Proteomic response of Pseudomonas aeruginosa IIPIS-8 during rapid and efficient degradation of naphthalene

• Published in: Environmental research Vol. 216; no. Pt 2; p. 114511
• Main Authors: Imam, Arfin, Suman, Sunil Kumar, Singh, Praveen, Vempatapu, Bhanu Prasad, Tripathi, Deependra, Ray, Anjan, Kanaujia, Pankaj K.
• Format: Journal Article
• Language: English
• Published: Netherlands Elsevier Inc 01.01.2023
• Subjects: Biodegradation; Biodegradation, Environmental; Ecosystem; First-order kinetics; Naphthalene; Naphthalenes - toxicity; Polycyclic Aromatic Hydrocarbons - metabolism; Proteome; Proteomics; Pseudomonas aeruginosa; Biodegradation; Pseudomonas aeruginosa; Naphthalene; First-order kinetics; Proteomics
• ISSN: 0013-9351; 1096-0953
• DOI: 10.1016/j.envres.2022.114511

Polycyclic aromatic hydrocarbons (PAHs) are widely distributed in the ecosystem and are of significant concern due to their toxicity and mutagenicity.
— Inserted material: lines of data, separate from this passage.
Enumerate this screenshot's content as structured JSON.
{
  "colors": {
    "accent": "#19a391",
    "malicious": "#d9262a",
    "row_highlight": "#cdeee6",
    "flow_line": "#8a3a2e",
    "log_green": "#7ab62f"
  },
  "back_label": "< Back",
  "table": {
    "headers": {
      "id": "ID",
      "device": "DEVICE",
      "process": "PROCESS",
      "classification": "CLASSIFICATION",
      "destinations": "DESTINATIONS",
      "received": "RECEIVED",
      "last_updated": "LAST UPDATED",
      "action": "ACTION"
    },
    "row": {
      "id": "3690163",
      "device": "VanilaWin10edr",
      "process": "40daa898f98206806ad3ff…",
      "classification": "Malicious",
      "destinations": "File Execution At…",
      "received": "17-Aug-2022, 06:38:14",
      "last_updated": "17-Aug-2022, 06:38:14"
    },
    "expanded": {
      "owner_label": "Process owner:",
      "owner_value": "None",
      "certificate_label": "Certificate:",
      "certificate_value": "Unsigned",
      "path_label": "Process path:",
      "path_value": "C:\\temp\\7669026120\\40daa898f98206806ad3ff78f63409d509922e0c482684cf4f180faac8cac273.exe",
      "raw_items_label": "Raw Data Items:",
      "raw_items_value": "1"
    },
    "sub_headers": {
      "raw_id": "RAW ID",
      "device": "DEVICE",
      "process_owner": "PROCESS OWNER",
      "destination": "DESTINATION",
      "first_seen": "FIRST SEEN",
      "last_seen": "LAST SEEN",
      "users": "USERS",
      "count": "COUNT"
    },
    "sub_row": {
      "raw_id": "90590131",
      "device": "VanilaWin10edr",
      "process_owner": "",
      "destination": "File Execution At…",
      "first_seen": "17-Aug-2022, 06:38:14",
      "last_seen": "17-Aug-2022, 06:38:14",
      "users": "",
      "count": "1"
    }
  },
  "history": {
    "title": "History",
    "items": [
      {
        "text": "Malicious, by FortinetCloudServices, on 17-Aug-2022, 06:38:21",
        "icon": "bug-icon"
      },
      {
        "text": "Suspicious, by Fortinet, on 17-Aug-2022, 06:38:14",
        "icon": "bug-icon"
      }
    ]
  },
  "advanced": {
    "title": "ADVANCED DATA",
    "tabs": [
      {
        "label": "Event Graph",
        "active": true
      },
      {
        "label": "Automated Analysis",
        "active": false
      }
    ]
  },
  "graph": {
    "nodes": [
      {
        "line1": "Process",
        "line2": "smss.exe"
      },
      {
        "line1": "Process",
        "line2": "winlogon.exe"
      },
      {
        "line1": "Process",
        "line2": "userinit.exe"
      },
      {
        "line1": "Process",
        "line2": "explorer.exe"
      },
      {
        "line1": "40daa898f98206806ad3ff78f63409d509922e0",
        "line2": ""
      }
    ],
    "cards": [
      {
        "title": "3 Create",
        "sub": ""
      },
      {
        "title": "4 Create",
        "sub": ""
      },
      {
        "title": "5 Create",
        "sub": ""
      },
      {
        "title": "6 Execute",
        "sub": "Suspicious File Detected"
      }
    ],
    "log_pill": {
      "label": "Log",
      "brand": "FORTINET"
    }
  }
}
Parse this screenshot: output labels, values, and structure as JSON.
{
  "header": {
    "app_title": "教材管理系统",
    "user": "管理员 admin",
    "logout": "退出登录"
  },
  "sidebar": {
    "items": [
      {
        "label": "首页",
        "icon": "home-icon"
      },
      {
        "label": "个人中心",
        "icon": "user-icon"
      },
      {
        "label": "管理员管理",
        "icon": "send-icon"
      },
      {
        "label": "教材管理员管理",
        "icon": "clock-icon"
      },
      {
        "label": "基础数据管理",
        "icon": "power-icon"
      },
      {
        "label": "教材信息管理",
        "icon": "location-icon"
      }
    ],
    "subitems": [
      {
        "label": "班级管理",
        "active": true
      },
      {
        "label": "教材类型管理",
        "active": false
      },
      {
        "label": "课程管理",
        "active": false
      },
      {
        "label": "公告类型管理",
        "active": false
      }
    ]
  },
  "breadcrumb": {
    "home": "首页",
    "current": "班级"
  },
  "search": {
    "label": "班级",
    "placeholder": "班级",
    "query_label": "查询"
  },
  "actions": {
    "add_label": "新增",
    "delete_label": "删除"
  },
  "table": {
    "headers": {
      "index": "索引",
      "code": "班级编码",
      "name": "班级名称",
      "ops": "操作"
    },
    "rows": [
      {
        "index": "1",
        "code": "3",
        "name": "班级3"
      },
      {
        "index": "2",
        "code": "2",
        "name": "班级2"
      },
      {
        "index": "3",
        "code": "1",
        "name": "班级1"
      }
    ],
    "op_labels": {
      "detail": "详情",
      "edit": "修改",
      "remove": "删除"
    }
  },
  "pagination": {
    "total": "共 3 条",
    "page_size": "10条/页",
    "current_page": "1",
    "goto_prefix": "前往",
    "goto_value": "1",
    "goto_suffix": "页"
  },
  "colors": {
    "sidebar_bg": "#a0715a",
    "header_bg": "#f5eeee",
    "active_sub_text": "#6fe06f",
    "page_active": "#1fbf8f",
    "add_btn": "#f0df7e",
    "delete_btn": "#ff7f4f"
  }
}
Bioremediation of PAHs is a popular and benign approach that ameliorates the environment. This study investigated the biodegradation and proteome response of Pseudomonas aeruginosa IIPIS-8 for two-ringed PAH: naphthalene (NAP) to understand proteome alteration during its bioremediation. Rapid biodegradation was observed up to 98 ± 1.26% and 84 ± 1.03%, respectively, for initial concentrations of 100 mg L−1 and 500 mg L−1 of NAP. Degradation followed first-order kinetics with rate constants of 0.12 h−1 and 0.06 h−1 and half-life (t1/2) of 5.7 h and 11.3 h, respectively. Additionally, the occurrence of key ring cleavage and linear chain intermediates, 2,3,4,5,6, -pentamethyl acetophenone, 1-octanol 2-butyl, and hexadecanoic acid supported complete NAP degradation. Proteomics study of IIPIS-8 throws light on the impact of protein expression, in which 415 proteins were quantified in sequential windowed acquisition of all theoretical fragment ion mass spectra (SWATH-MS) analysis, of which 97 were found to be significantly up-regulated and 75 were significantly down-regulated by ≥ 2-fold change (p values ≤ 0.05), during the NAP degradation. The study also listed the up-regulation of several enzymes, including oxido-reductases, hydrolases, and catalases, potentially involved in NAP degradation. Overall, differential protein expression, through proteomics study, demonstrated IIPIS-8's capability to efficiently assimilate NAP in their metabolic pathways even in a high concentration of NAP.